Apple dikabarkan mempercepat produksi iPhone lipat, dan rekrutmen Foxconn memperkuat indikasi perangkat akan meluncur sesuai jadwal.
Apple dikabarkan mempercepat produksi iPhone lipat, dan rekrutmen Foxconn memperkuat indikasi perangkat akan meluncur sesuai jadwal.

Apple Dikabarkan Percepat Produksi iPhone Lipat, Rekrutmen Foxconn Perkuat Jadwal Peluncuran

Lufthi Anggraeni • 10 Juli 2026 11:25
Ringkasnya gini..
  • Foxconn merekrut pekerja sementara untuk meningkatkan produksi iPhone lipat menjelang produksi massal.
  • Laporan rantai pasok menyebut peluncuran iPhone lipat masih sesuai jadwal tanpa indikasi penundaan.
  • Produksi awal diperkirakan terbatas sehingga ketersediaan perangkat saat peluncuran bisa menjadi tantangan.
Jakarta: Apple dikabarkan masih berada di jalur tepat untuk meluncurkan iPhone lipat pertama karyanya sesuai informasi jadwal yang telah beredar di internet sebelumnya. Indikasi terbaru ini berasal dari mitra manufaktur Apple, Foxconn.
 
Mengutip MacRumors, Foxconn dilaporkan mulai merekrut pekerja sementara dalam jumlah besar untuk meningkatkan kapasitas produksi menjelang dimulainya proses produksi massal perangkat tersebut.

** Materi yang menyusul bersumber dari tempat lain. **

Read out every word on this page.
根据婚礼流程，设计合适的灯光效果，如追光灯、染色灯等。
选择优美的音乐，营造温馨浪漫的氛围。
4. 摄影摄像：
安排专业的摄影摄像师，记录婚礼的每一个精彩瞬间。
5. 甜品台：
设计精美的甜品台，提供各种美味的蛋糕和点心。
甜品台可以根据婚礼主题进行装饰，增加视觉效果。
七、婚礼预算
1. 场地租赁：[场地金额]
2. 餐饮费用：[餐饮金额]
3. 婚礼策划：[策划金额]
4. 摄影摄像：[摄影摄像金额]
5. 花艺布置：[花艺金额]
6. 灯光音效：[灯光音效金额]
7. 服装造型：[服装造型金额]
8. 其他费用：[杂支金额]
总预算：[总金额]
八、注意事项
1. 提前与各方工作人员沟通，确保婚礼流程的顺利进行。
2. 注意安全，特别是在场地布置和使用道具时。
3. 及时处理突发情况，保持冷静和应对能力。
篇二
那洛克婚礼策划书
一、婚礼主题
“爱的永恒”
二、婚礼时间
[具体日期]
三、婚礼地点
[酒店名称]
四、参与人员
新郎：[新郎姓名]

Langkah ini memperkuat sejumlah laporan sebelumnya yang menyebut proyek iPhone lipat telah memasuki tahap akhir sebelum peluncuran resmi.
 
Menurut laporan terbaru, perekrutan tenaga kerja tambahan oleh Foxconn dilakukan untuk memenuhi kebutuhan lini produksi yang diperkirakan akan mulai beroperasi dalam skala besar pada paruh kedua tahun 2026. 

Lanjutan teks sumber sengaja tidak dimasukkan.